While we’ve found a yield increase of 2 bushels per acre or more from applying foliar fungicide in about half of the trials we’ve done, we’re not able to find many clues about when it might work and when it might not. There is no correlation between response and yield level, so “making high yields higher” doesn’t work as a principle. While we can’t rule out a physiological effect, it makes sense that using fungicides to help control fungal diseases should provide the most consistent return.

What’s our best-case for the 2016 soybean crop? Some cooler, drier weather will help slow growth down a little, but that may not be enough to bring back really high yield potential. Although we are concerned about heavy canopies, we have had years when this seemed to have less effect; only by looking at pod numbers per node in mid-August will we really know. If many nodes have 4 or 5 pods like we saw in 2015, we can consider this a false alarm, or at least a case where possible negatives were canceled by some positives, even if we don’t understand how.

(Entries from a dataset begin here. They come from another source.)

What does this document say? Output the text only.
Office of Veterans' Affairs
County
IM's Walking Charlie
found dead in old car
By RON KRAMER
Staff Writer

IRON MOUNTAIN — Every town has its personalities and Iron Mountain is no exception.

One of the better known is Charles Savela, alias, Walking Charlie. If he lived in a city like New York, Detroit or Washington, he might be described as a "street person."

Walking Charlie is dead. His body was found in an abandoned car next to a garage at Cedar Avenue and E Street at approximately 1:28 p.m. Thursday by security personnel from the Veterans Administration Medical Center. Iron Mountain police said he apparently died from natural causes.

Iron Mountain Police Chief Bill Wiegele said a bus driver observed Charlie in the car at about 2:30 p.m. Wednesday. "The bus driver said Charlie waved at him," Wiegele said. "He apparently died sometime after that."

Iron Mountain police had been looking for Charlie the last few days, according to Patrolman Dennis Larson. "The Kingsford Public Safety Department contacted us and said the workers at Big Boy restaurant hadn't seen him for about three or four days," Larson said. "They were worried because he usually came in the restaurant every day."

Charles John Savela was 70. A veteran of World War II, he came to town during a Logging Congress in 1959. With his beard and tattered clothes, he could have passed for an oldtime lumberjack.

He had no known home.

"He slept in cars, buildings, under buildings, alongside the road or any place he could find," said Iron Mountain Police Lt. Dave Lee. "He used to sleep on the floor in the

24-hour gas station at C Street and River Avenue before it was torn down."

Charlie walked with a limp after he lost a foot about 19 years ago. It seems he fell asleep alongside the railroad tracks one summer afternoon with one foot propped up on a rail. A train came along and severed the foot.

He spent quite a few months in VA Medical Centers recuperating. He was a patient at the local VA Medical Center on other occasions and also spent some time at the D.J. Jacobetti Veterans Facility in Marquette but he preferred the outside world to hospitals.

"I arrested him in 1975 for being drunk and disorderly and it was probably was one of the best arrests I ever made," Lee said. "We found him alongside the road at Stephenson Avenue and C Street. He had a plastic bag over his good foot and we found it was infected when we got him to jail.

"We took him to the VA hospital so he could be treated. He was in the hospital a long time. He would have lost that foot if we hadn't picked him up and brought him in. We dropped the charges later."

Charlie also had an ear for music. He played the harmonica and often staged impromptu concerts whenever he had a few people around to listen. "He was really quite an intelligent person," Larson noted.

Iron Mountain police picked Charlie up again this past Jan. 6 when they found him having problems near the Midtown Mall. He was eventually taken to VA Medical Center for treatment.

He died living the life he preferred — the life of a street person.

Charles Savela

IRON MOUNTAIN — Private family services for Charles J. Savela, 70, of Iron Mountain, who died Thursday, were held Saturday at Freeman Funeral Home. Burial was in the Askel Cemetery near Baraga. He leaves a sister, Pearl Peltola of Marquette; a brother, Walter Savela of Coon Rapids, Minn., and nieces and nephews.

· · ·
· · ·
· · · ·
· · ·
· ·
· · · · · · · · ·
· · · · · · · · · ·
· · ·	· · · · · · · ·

Is the 2016 corn crop as good as it looks?

With the exception of a few cool and wet periods in May and some areas of southeastern Illinois that stayed wet and were planted late, the 2016 growing season has been very good so far. The Illinois corn crop was planted a little earlier than normal, stands are excellent, and the crop has had outstanding leaf color throughout the spring and into mid-summer. On July 24, 82% of the crop was rated good or excellent. That matches the late July rating in 2014, the best-ever Illinois corn crop at 200 bushel per acre.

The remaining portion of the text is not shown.